Lifeguard Ambulance Service celebrated the completion of a new ambulance maintenance facility during a ribbon cutting ceremony and broke ground on its next expansion project Thursday.
"This is symbolism of a prosperous economy," said Jason Kimbrell, Regional Executive for Lifeguard Ambulance Service. "We have transformed growth over phases."
Construction of the new $830,000 fleet maintenance facility began Dec. 2011, after being funded with traditional lending sources and a substantial reinvestment into the business by owners John and Deborah Roche.
"It's going to bring in additional dollars to the community," Kimbrell said of the new facility. "We have a very dynamic business model that will increase and infuse tax dollars."
The Avalon location has become the fleet maintenance headquarters for the northwest Florida locations.
"We have one unit (ambulance) from that came in last night from Columbia County in 'limp mode,' meaning they didn't know what was wrong with it," Kimbrell said. "So we brought it here. It'll be here for about 30 days undergoing a bumper-to-bumper inspection to find out what's wrong."
Chief mechanic Richard Garrett said bringing the vehicles to this area will promote the local economy by supporting local businesses.
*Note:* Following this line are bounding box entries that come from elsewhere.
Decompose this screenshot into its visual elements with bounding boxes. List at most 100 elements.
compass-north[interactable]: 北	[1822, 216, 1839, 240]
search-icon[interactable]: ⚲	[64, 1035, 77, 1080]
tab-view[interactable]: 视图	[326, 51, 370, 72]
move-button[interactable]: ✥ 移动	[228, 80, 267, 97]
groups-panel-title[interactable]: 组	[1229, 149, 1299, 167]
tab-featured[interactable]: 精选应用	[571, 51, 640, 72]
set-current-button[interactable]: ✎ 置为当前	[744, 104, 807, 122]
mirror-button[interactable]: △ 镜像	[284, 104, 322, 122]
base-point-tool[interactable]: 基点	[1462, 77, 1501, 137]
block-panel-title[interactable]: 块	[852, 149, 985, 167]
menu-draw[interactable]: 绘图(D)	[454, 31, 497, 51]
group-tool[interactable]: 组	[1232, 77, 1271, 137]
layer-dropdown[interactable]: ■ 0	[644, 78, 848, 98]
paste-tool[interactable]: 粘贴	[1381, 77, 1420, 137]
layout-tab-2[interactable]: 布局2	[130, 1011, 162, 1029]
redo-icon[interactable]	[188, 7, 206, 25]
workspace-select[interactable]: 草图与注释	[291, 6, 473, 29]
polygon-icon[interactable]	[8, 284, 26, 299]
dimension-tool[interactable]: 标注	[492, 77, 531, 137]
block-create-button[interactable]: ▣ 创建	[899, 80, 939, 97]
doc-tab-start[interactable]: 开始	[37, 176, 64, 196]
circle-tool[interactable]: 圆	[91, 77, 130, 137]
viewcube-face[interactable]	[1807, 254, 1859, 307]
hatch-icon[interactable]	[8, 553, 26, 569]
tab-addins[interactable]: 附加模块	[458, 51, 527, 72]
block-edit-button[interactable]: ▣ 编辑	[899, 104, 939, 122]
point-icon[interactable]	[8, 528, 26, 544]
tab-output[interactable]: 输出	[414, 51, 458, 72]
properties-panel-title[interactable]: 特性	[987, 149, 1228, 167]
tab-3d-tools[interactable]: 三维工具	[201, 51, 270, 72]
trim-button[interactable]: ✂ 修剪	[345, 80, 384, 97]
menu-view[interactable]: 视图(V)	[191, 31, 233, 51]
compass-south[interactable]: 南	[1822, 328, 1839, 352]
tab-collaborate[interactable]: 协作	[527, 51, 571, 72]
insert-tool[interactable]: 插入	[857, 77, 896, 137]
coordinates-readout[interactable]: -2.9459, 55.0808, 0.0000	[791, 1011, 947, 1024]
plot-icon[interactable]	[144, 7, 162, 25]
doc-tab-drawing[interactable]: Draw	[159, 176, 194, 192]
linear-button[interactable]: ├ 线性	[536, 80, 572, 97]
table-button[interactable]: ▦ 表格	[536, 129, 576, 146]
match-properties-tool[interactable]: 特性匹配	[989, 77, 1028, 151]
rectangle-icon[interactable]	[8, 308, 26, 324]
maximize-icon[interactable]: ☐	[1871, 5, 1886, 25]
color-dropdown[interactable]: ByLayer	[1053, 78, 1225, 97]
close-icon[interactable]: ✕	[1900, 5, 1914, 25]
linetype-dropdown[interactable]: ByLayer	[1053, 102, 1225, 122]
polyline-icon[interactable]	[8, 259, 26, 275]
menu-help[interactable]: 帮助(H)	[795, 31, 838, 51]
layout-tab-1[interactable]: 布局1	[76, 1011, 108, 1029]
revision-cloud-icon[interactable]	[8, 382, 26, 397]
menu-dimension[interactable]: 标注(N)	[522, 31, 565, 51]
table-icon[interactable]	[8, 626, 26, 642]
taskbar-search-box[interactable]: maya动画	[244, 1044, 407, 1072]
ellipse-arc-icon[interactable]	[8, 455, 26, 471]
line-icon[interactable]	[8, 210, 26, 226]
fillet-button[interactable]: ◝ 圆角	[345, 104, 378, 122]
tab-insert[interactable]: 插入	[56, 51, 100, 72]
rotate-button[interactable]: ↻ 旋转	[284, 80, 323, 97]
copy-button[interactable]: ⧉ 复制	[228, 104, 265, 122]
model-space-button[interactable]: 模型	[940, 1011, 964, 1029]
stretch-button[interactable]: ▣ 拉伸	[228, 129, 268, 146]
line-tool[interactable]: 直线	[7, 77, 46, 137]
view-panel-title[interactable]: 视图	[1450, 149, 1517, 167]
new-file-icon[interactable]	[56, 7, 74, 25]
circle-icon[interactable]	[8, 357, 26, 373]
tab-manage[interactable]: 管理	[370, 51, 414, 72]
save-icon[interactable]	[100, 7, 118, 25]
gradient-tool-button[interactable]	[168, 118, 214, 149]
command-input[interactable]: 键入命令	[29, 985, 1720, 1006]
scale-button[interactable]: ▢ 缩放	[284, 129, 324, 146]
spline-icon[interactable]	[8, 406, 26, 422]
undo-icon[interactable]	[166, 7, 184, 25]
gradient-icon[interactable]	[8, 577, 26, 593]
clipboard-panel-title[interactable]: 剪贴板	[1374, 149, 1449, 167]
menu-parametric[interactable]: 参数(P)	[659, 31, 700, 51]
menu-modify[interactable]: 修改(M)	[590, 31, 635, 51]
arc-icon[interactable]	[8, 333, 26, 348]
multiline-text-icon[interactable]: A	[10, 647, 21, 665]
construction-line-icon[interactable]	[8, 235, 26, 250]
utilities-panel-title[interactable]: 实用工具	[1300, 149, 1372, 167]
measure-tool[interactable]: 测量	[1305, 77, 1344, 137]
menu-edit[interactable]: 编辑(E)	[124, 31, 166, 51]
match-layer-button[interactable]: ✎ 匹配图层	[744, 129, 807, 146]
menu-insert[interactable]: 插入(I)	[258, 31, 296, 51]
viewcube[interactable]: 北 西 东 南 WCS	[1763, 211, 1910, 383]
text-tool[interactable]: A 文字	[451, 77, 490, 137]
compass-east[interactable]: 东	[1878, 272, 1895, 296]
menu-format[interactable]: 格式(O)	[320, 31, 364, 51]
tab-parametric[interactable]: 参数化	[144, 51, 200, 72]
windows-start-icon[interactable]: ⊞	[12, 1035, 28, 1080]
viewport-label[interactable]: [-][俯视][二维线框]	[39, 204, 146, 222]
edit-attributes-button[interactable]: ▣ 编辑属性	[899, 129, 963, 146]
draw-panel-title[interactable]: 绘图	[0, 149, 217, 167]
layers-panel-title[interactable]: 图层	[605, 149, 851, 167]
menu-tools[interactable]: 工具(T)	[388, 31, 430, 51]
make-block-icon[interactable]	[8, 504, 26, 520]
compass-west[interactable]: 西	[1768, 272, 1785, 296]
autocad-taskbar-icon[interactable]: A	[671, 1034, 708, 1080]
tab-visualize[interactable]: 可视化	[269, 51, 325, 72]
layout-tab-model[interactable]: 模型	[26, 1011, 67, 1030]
The parts are sourced from local stores. They are not set up with a paint booth and will outsource that task to local paint and body shops.
The staff can perform all aspects of rebuilding the vehicles from the engine and transmission, to the upholstery, according to Garrett. The new facility features a 30,000 lb. lift that is capable of heavy loads, such as Sacred Heart's neonatal intensive care unit, specializing in the transport of newborn babies and pregnant mothers.
Garrett said its much more cost effective to refurbish the vehicles, when a new, standard ambulance costs $125,000. The maintenance shop can rebuild a vehicle and have it essentially brand new for $25,000 to $30,000. Specialty vehicles can cost much more, like the neonatal intensive care unit carrying a price tag of $265,000.
Local governmental representatives broke ground on the next phase of the project, which is set to begin immediately. The ambulance service will renovate the old maintenance building to expand their administrative capacity and have an area for training.
"The goal is to part the admin space is to build a leadership training lab," Kimbrell said. "EMS leaders from across the county could come here and learn what it takes to be successful in the industry. And of course, they would be staying in area hotels and stimulating the local economy."
Since August 2007, Lifeguard Ambulance Service has grown from 67 employees in the northwest Florida region to more than 170. The company received a Commission of Accreditation of Ambulance Services accreditation for meeting established standards of excellence set by state and local regulations.